Avant de créer un document, posez-vous la question suivante : existe-t-il un moyen de le rédiger de manière plus cohérente avec mon travail actuel ?

Une documentation exécutable permet de recueillir des informations détaillées sans générer d’efforts supplémentaires. Je vous donne l’exemple d’une entreprise pour laquelle j’ai travaillé il y a longtemps. Une étape du processus stipulait : documentez comment procéder à un test unitaire de votre code. Il s’agissait d’un processus manuel qui est devenu obsolète avec le temps.

Au lieu d’un processus manuel documenté, essayez les tests unitaires automatisés ! Cela signifie qu’au lieu d’écrire un document sur la façon dont le code se comporte, vous écrivez des tests qui confirment que le code se comporte de manière conforme. Lorsque celui-ci cesse de respecter son cahier des charges, le test échoue. Grâce à ce type de développement, les tests et le code restent naturellement synchronisés, sans compter que la répétition des tests est pratiquement gratuite.

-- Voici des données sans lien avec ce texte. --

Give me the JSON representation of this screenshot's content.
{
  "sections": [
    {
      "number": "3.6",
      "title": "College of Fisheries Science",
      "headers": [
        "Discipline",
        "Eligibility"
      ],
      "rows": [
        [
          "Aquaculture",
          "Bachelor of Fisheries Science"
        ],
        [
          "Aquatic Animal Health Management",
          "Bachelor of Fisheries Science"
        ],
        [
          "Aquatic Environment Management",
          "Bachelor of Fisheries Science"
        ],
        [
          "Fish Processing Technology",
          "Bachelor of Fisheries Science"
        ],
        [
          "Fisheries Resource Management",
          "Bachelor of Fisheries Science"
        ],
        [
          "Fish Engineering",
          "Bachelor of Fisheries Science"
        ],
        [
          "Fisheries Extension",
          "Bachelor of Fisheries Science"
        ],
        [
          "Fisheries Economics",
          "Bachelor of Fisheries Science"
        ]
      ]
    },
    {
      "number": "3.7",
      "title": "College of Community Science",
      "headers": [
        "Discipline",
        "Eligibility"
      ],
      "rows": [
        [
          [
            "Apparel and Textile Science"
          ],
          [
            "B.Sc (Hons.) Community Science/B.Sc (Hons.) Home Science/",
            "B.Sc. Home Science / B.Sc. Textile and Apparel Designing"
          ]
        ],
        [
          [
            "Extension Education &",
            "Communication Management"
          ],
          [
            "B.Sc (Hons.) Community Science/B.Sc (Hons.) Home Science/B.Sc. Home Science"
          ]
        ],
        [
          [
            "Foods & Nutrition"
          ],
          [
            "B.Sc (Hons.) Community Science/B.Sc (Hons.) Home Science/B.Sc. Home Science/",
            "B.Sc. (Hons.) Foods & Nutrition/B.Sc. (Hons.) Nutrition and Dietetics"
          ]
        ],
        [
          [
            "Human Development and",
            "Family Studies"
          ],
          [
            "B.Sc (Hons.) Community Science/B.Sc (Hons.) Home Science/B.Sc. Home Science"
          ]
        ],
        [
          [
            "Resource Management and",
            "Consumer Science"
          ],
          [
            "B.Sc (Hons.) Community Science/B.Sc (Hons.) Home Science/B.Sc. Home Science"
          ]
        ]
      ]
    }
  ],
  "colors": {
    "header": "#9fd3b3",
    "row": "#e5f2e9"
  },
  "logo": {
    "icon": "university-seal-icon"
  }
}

Les tests deviennent la documentation. Ils vous indiquent en termes clairs comment le code est censé fonctionner, alors que ces informations, si elles étaient écrites dans une langue courante comme le français, seraient ambiguës et sujettes à interprétation. Un document peut devenir obsolète, mais les tests renvoient toujours des informations actualisées, sans créer de travail supplémentaire. Le document le plus économique est celui que l’on n’a pas besoin de rédiger.